A lei da resolução e da perseverança não implica em
que não devamos nos precaver, na medida de nossas forças, contra os
males e inconvenientes que nos podem ameaçar, nem deixar de recear
que nos surpreendam. Muito pelo contrário, todo meio honesto de
evitar um mal é não somente lícito mas também louvável. A
perseverança consiste em suportar com resignação os incômodos para
os quais não temos remédio. Por isso não há movimento de agilidade
corporal ou manejo de armas que devamos achar ruins desde que sirvam
para defender-nos dos golpes que nos assestam.

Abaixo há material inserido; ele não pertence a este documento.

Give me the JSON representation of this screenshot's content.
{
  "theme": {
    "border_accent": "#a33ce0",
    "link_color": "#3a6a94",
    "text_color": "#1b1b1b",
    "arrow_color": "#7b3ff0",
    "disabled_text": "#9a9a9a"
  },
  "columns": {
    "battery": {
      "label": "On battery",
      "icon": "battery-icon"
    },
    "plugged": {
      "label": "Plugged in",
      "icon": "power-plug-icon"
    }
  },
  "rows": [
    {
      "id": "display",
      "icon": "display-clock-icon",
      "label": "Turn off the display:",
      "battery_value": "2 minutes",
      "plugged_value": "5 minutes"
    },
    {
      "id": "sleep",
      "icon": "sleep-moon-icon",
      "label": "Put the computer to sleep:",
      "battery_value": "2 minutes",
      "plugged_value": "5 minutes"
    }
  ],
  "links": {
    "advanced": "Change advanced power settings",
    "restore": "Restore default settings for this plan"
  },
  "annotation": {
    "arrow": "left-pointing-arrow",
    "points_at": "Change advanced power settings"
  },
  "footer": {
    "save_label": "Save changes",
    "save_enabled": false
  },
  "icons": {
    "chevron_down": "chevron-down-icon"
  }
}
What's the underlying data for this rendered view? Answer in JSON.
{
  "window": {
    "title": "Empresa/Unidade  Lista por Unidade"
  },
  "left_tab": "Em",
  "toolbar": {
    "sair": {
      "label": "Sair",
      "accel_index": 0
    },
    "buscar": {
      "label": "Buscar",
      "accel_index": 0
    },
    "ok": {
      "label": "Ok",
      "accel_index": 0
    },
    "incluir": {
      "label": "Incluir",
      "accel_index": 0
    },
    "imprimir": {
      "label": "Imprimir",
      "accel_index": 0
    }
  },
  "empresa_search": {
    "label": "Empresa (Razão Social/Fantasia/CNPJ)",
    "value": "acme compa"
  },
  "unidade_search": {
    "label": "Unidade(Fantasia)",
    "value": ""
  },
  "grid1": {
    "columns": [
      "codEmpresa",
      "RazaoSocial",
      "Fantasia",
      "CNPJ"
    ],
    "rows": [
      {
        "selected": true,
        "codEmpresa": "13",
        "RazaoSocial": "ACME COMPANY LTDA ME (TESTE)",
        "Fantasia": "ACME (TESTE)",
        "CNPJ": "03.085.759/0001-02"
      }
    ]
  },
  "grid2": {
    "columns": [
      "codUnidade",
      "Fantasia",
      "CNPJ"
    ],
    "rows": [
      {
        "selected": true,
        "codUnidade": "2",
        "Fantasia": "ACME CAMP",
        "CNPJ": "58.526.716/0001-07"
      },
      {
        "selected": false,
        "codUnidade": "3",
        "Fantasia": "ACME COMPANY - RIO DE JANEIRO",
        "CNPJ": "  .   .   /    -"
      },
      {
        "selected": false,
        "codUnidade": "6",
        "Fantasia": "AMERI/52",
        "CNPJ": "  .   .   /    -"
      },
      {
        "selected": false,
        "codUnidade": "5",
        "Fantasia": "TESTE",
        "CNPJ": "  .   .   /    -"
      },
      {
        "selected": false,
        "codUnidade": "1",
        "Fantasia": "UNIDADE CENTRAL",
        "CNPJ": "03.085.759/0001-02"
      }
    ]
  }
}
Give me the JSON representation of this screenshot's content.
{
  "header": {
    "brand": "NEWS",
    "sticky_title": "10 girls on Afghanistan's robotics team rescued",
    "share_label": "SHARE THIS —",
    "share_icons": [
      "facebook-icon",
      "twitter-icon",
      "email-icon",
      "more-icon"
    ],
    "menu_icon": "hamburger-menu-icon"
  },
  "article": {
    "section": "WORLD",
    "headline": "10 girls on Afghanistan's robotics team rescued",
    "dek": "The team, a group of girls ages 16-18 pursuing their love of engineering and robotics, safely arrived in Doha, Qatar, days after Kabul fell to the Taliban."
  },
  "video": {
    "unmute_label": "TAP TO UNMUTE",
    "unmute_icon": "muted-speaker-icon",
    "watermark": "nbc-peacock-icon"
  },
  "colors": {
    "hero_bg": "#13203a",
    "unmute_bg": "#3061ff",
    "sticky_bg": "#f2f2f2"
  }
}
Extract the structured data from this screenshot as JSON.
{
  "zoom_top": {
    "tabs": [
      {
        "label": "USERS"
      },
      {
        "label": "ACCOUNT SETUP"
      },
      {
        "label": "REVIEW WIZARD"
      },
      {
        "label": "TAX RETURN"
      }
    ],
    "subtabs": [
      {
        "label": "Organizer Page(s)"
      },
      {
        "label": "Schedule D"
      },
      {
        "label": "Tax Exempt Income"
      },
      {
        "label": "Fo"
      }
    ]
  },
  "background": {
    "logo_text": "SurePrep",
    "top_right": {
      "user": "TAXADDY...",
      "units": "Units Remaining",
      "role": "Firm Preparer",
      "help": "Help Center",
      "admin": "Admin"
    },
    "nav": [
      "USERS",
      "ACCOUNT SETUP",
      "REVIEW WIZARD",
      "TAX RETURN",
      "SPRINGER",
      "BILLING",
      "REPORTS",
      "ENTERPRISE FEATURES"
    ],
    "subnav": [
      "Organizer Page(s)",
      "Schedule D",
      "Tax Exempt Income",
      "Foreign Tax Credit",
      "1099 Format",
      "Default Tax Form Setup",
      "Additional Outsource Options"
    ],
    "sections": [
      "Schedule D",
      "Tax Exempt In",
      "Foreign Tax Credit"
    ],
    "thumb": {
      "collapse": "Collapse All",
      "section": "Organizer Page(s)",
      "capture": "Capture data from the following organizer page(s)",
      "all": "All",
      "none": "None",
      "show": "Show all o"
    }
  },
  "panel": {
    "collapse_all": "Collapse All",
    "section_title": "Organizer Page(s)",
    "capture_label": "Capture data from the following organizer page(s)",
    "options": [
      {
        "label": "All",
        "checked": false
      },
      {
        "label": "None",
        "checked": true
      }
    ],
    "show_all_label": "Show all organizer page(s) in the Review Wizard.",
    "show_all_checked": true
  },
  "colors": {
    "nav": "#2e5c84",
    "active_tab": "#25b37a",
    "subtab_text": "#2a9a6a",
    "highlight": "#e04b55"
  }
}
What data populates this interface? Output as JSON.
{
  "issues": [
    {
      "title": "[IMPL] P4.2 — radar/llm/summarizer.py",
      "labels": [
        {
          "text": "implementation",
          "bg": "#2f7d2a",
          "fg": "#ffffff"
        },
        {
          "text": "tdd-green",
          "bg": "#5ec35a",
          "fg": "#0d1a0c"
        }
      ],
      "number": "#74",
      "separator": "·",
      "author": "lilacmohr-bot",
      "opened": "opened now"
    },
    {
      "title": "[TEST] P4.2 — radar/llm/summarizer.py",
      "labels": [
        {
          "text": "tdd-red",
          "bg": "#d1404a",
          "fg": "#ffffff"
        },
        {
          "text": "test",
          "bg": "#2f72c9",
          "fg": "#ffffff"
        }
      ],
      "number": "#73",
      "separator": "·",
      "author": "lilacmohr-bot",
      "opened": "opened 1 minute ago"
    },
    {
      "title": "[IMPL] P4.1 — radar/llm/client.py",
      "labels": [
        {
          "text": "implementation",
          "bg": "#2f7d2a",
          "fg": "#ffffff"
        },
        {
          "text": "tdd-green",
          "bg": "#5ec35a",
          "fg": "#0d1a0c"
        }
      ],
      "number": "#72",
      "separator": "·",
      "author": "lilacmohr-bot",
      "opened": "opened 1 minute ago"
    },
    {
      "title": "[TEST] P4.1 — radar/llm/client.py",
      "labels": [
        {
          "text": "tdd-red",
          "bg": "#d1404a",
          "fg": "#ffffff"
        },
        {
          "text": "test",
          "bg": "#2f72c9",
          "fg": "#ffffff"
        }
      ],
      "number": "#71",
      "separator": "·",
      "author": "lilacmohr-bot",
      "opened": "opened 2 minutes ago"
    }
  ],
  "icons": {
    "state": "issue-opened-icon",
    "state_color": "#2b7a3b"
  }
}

Em muitas nações belicosas era a fuga um dos
principais métodos de combate e o inimigo ao qual viravam as costas
tinha então mais a temer do que quando as viam de frente. E um pouco
o que fazem os turcos. Sócrates, segundo Platão, criticava Lachez, o
qual assim definia a coragem: "Não recuar diante do inimigo". —
Como? dizia Sócrates, há então covardia em vencer o inimigo
cedendo-lhe terreno? — E em apoio de suas palavras citava Homero.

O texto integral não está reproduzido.